Zurück ans Meer, genauer ans Mittelmeer. An seinen Küsten entlang zogen die Herden der Hirten und mit ihnen wanderten die Hunde. Auch in Marokko kamen sie an und in den Bergen des hohen Atlas entstand der Aiidi oder auch Ayidi geschrieben. Ein Hund, der extreme Wetterbedingungen aushalten muß. Einerseits große Hitze, andererseits die frostig kalten Nächte in den Bergen. Aiidi sind daher mit einem langen und sehr dichten Fell ausgestattet, etwas kleiner als die meisten anderen Hirtenhunde, aber nicht weniger mutig und arbeitsfähig.

Auf unserer Mailingliste wurde er mal als Rätsel vorgestellt.

Gehalten wird er von den Hirten und Nomaden, die auch heute noch durch den hohen Atlas ziehen.

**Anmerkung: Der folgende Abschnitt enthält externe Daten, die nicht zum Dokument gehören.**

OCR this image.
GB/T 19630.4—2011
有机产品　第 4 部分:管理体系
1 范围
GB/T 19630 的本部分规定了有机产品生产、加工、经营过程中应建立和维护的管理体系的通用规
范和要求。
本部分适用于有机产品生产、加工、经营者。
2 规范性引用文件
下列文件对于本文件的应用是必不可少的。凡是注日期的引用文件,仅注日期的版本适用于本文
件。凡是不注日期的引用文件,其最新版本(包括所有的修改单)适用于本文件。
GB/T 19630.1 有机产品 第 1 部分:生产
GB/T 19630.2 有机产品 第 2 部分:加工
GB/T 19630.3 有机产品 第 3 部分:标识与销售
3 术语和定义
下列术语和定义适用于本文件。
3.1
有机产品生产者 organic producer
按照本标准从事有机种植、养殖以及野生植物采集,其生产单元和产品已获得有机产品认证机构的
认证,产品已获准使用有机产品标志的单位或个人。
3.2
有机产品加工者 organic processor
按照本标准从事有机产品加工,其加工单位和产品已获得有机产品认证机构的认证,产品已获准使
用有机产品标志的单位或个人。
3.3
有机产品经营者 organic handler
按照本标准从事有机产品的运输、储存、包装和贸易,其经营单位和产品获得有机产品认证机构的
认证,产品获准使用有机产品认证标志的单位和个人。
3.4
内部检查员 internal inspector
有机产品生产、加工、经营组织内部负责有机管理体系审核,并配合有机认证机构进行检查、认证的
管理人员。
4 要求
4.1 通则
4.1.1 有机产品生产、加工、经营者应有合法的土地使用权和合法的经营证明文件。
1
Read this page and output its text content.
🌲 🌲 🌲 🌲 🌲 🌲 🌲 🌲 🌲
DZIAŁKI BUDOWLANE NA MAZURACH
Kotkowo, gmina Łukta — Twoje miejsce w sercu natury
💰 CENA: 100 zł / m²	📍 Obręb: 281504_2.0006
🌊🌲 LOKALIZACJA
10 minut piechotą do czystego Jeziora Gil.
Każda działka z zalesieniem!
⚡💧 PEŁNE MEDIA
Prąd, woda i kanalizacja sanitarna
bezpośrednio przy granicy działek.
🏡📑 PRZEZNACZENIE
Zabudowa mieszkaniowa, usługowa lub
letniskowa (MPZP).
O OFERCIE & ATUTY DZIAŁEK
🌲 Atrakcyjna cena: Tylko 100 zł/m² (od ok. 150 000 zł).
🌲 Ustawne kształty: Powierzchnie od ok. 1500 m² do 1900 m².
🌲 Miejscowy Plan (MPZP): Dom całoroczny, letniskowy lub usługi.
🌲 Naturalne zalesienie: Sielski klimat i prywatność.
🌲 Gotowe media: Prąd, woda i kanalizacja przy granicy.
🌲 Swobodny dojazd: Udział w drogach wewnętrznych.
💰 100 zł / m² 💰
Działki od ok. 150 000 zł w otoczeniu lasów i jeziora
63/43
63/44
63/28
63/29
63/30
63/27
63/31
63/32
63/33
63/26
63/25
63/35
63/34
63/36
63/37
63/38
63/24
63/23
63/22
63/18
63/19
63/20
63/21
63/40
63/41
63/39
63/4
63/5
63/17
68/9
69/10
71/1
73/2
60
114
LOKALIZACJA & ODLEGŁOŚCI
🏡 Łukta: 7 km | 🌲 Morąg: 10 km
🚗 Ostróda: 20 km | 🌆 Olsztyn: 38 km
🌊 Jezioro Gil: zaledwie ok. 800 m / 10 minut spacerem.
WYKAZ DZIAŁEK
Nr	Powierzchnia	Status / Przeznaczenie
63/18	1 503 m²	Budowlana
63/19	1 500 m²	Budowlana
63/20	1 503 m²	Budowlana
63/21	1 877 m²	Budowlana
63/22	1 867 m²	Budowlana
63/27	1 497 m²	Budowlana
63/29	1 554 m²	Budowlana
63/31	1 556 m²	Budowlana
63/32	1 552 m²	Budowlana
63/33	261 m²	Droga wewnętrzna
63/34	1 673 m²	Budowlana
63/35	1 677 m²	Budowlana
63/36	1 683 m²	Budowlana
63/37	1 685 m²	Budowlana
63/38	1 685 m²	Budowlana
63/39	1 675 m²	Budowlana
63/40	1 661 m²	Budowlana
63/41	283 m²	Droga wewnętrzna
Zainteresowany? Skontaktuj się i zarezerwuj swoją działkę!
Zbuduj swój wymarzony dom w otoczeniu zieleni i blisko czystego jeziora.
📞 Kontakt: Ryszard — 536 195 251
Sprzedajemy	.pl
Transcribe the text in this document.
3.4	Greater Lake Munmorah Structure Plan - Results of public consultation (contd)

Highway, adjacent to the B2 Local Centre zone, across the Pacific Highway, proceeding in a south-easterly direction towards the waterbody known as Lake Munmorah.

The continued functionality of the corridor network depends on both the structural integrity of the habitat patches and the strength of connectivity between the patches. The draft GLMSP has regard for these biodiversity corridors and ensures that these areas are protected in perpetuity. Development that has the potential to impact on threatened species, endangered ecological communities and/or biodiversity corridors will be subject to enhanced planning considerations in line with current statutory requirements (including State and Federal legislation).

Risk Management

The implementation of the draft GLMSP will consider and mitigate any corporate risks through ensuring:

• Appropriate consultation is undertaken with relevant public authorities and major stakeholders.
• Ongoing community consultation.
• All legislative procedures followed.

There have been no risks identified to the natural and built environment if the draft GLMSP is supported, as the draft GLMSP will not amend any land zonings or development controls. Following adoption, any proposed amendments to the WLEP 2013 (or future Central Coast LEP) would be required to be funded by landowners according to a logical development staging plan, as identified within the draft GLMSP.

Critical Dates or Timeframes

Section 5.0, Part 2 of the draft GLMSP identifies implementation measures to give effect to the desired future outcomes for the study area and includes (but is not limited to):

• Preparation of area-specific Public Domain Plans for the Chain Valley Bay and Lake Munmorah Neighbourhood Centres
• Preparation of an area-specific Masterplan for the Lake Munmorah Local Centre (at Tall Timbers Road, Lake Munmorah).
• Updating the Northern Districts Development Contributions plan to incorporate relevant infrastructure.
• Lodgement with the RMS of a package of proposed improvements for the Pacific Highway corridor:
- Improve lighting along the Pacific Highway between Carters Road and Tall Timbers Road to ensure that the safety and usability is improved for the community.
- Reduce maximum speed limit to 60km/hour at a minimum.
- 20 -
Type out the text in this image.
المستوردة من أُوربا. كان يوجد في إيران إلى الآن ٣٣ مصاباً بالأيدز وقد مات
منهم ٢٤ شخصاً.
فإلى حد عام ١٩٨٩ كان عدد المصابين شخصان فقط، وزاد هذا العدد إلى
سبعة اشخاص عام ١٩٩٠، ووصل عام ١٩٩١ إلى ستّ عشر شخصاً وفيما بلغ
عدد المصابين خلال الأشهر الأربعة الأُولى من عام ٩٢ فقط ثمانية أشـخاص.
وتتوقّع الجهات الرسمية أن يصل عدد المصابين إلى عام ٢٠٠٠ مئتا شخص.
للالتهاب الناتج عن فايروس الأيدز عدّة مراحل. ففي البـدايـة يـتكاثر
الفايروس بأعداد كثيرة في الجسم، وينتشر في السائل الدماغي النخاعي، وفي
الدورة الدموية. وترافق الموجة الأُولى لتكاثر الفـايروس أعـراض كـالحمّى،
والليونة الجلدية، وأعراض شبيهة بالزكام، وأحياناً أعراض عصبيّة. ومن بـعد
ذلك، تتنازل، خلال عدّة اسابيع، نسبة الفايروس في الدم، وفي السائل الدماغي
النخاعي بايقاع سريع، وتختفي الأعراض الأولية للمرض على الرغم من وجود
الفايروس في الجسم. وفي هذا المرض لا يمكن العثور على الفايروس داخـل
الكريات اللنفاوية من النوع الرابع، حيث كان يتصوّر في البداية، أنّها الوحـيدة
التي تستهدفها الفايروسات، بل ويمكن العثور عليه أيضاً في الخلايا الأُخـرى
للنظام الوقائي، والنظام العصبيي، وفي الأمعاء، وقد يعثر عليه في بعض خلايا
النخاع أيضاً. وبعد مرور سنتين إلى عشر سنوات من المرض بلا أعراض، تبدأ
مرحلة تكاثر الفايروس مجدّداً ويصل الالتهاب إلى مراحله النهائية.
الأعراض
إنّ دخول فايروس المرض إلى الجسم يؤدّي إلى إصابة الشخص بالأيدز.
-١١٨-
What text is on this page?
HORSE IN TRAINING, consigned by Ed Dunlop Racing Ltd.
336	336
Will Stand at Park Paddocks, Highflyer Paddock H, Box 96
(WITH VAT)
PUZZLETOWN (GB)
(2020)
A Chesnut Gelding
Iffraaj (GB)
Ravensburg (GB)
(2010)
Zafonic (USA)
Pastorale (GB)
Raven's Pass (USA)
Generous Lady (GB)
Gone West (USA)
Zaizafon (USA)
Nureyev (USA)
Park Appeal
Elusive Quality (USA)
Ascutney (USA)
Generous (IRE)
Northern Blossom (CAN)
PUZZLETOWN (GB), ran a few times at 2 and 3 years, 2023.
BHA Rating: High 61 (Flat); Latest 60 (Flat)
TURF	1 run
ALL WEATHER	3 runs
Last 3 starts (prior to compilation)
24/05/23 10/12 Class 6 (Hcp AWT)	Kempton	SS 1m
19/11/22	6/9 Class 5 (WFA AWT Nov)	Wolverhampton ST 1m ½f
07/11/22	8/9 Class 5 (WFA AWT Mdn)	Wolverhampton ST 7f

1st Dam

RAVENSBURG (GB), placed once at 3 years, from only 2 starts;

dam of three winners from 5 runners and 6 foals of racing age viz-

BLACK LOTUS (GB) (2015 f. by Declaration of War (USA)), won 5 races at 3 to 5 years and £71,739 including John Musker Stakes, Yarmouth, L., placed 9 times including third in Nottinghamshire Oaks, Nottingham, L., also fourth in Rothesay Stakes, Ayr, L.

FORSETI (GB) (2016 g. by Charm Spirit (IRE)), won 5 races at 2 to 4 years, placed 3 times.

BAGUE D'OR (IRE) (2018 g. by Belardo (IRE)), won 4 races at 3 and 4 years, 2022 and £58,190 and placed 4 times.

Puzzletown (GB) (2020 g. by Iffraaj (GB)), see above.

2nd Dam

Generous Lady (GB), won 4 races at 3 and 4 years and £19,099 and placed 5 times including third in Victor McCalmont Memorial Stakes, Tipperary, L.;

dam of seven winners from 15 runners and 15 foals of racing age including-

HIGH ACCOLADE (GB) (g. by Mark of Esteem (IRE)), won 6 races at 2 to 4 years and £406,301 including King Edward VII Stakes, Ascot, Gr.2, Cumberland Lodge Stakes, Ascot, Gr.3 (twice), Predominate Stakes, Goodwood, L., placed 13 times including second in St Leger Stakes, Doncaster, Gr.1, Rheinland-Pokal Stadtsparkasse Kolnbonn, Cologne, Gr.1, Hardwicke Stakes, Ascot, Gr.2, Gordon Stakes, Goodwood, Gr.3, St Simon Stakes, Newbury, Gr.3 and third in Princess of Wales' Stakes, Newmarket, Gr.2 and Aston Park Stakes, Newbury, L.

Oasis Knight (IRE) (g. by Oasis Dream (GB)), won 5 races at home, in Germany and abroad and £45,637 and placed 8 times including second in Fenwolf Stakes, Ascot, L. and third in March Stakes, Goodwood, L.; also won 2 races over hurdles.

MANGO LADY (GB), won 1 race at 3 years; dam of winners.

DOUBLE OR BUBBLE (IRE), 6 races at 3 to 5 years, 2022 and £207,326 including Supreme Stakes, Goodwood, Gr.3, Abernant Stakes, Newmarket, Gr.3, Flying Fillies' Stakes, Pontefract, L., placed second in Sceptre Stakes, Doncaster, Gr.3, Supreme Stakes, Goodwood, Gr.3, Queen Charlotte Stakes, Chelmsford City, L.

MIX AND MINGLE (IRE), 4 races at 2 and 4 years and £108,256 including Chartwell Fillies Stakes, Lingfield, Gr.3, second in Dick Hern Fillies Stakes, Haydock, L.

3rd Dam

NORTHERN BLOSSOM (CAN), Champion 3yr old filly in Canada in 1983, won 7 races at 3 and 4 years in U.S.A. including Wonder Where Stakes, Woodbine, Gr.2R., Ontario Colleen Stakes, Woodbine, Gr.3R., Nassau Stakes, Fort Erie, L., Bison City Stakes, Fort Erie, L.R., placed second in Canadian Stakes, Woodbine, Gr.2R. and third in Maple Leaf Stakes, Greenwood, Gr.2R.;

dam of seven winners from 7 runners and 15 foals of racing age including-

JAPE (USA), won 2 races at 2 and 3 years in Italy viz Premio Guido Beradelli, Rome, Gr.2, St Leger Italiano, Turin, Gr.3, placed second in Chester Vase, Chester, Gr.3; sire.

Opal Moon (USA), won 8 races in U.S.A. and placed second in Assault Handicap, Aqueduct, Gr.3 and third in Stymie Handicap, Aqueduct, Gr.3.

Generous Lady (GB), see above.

Aiidi sind in der Größe wie kleine Kaukasen, ziemlich langhaarig und es gibt sie, wie bei allen Hirtenhunden in den unterschiedlichsten Farben. Daher liegt ihre Schulterhöhe auch nur so um die Mitte 50 cm. Und ihr Gewicht beträgt zwischen 35 und 40 kg. Wie bei allen anderen Rassen, wichtig ist die Arbeitsfähigkeit, Aussehen ist zweitrangig. Sie bewachen nicht nur die Tiere der Hirten, sondern auch die Lager und Höhlen, während der Wanderschaft.

Über ihre Herkunft ist mir nichts bekannt, allerdings gibt es eigentlich nur zwei Möglichkeiten. Entweder kamen sie von er Iberischen Halbinsel, was eher unwahrscheinlich ist. Oder sie sind mit Schafen und Ziegen aus Kleinasien nach Marokko gekommen. Das halte ich für die wahrscheinlichere Lösung.

Der nachfolgende Text stammt von dem Autor und Dokumentarfilmer Gerald Krakauer, der Aiidis auf einer Expedition in den hohen Atlas kennen gelernt hat. Und von ihm bekam ich auch die Bilder aus Marokko.

Der Aiidi ... Hirtenhund in Marokko

Hirtenjungen mit einem Aiidi
Foto: Dr. Gerald Krakauer

... Dort lernen wir neben dem Sloughi auch den "Chin" kennen, auf Arabisch den "Hund", nach dessen Berührung sich ein gläubiger Moslem eigentlich die Hand waschen muß. Er fristet ein Dasein, wie der Franzose Daumas es 1853 beschrieb und schlimmer.

Ein Chin ist ein Pariahund, ein Dorfköter, manchmal ein Streuner, manchmal ein Hofhund. Mohammed, wie fast alle Hofbesitzer, hält ein paar von Ihnen in seinem Gehöft auf dem Plateau zwischen Safi und Marrakech. Gefüttert werden sie nicht, ihre Nahrung müssen sich die Tiere selbst suchen, häufig genug aus dem Abfall. Die Sloughis dagegen - sie werden nie einfach als .Hund" bezeichnet - bekommen einen nahrhaften Brei aus Olivenöl und Mehl.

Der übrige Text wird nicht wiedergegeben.